Friday, January 16, 2015

Toyota Lies about Plastic Pulleys that caused Deaths!



The people were killed because of TOYOTA'S Defective Design:



And TOYOTA LIES? [see comments below]


Trudy Baltazar authored this book to document the fight of strangers to free Koua Fong Lee:



Ms. Baltazar is in the courtroom documenting the trial against TOYOTA and has been commenting elsewhere.

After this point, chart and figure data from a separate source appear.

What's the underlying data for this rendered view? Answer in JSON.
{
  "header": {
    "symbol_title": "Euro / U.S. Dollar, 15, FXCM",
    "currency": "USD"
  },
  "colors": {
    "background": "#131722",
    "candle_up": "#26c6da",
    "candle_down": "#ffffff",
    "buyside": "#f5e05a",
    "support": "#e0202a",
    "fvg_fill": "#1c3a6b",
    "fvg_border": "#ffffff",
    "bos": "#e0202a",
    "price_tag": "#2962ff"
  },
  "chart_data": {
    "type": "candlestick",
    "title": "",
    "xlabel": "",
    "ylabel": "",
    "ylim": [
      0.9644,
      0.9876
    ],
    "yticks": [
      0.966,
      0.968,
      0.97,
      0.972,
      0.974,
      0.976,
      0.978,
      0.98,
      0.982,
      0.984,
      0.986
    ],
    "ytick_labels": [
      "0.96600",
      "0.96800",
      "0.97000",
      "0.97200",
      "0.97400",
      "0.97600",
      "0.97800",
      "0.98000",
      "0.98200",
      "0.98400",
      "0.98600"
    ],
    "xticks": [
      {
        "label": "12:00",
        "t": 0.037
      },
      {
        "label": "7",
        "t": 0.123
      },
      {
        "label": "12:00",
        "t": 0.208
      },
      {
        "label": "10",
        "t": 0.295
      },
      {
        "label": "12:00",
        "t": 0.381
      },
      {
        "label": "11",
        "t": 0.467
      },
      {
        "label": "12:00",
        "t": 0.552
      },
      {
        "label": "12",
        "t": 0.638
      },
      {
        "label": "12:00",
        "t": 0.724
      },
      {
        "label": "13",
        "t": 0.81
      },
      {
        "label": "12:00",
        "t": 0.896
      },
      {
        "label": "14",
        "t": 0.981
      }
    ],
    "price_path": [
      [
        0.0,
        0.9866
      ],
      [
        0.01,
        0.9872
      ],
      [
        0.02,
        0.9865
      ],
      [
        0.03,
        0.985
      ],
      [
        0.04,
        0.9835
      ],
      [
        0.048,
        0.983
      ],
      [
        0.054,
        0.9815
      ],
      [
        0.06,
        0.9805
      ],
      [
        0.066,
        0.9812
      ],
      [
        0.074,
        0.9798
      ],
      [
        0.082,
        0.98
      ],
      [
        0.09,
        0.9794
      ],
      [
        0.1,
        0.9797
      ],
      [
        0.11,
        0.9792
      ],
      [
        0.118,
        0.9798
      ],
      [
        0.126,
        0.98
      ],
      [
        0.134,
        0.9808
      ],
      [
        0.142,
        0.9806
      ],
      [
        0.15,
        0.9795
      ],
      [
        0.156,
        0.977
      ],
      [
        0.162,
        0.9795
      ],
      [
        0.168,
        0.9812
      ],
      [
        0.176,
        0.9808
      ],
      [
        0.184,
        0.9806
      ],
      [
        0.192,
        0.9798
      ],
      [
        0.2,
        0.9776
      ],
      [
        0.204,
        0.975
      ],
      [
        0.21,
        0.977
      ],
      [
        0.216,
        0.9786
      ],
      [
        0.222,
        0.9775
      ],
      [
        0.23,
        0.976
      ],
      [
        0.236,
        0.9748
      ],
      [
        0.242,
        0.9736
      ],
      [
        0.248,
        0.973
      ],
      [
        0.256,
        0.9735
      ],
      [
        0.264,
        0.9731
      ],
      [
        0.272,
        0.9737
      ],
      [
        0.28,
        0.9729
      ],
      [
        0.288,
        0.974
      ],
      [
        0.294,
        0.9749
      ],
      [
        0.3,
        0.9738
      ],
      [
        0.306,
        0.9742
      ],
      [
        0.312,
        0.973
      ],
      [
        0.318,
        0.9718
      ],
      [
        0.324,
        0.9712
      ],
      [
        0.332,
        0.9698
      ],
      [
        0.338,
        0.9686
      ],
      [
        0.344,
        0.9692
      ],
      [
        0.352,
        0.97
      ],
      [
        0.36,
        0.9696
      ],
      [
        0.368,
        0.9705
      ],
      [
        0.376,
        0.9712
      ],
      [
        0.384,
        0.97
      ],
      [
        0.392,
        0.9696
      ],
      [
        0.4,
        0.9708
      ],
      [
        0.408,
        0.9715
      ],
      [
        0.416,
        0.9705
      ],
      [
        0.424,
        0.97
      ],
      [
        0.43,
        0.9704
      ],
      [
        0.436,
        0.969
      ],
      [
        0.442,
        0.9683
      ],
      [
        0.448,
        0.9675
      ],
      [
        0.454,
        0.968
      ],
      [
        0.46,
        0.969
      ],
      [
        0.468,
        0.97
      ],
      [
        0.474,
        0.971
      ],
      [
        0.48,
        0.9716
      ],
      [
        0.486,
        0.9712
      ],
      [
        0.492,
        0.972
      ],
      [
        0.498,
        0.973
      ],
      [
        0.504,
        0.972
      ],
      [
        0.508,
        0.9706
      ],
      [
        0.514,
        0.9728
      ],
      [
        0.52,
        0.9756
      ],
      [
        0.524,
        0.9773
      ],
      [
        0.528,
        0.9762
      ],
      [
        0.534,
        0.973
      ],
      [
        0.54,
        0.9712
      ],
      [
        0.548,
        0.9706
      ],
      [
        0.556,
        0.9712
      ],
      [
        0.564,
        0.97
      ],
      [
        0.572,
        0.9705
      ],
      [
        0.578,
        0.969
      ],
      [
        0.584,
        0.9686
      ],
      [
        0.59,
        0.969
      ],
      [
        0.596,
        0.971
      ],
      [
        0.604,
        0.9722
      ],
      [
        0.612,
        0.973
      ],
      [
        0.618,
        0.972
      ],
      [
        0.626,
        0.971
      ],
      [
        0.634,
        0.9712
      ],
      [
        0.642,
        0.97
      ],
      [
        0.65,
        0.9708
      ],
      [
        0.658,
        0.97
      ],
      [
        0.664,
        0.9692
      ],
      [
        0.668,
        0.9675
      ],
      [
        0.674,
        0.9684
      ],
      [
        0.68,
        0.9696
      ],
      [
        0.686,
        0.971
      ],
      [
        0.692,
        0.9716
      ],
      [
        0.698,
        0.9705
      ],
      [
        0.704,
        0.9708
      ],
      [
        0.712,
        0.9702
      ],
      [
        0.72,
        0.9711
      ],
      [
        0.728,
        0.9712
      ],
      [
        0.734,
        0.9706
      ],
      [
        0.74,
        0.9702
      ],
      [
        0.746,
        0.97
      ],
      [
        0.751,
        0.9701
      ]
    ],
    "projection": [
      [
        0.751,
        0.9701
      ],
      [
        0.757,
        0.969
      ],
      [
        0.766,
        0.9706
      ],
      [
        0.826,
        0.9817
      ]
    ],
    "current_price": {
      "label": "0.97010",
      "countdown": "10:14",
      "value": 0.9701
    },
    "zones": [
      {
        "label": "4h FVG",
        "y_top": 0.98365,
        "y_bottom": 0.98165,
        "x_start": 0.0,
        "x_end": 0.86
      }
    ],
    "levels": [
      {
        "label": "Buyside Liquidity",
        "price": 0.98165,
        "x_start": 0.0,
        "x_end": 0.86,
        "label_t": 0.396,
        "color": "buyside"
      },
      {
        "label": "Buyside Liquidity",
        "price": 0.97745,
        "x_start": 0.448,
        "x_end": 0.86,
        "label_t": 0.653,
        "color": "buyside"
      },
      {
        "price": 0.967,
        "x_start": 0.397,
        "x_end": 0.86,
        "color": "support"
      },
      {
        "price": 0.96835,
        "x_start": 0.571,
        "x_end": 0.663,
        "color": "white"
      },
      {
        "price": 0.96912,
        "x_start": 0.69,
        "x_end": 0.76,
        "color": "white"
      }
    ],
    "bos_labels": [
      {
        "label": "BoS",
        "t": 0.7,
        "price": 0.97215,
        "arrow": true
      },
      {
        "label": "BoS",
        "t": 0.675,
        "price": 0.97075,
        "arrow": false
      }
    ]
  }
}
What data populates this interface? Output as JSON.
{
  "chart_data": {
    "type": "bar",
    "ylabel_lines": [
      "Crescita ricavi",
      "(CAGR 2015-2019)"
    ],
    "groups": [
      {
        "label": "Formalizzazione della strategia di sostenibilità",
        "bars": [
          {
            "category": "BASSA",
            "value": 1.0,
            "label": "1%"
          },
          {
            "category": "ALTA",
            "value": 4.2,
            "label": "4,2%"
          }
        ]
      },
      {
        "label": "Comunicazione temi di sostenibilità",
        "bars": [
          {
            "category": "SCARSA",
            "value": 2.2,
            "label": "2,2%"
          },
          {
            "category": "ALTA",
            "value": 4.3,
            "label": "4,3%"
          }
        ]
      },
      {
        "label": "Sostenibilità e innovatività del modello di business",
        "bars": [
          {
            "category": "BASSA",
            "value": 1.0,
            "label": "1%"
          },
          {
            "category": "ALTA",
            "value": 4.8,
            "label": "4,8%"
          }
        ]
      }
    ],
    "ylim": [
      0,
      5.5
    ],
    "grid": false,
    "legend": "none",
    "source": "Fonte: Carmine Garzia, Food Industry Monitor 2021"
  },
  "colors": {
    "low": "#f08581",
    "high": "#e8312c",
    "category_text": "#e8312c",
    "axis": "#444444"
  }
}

Update of courtroom activity on Thurs., 1-15-15
 
A toyota employee gave a deposition on 12-4-14 (they showed the dep in court for us all to see) stating heat tests were conducted on these 2 plastic pulleys which have been proven to be defective when exposed to a certain degree & amount of heat.
 
The pulleys are part of the throttle body and they control the accelerator cable. When the upper pulley is working properly, the pulley will release the accelerator cable when one takes their foot off the gas. I think I mentioned yesterday the expert mech engr who heated the pulleys to 165 deg and the top pulley that the accelerator cable goes into binds up against the metal bracket it’s up against and won't release the accelerator cable. It appears the pulley gets stuck to the metal bracket/plate.
It took ~7 mins for the pulley to cool down and release the accelerator cable. Well in the toyota deposition, this employee of 40+ yrs stated that they had heat tests done on these pulleys for 8 days @ 248 deg F. This expert for the plaintiff’s used a hair dryer for 30 mins and got the pulley to heat up to 165 deg and the pulley wouldn't function properly at that temp. Well 3 weeks before toyota employee gave the deposition, they learned that the heat tests on the plastic pulleys had NEVER been conducted!
 
Three weeks later this toyota employee swore in a deposition that the tests were done. In cross examination, the toyota lawyer asked the expert John Stilson, "did you take the 1996 Camry for a drive and hook up monitoring equipment to the pulleys and the metal bracket to see in real life situation if the pulleys were heating up due to real driving time? Expert's answer, "no, because I wanted to follow toyota test specification". cross examination ended not too long after that.
 
Turns out it’s in toyota’s own 1996 Camry owner’s manual that (paraphrasing here) ‘If you need to conduct a test to see if a part is malfunctioning due to heat, use a hair dryer’ and they even show a picture of a hair dryer.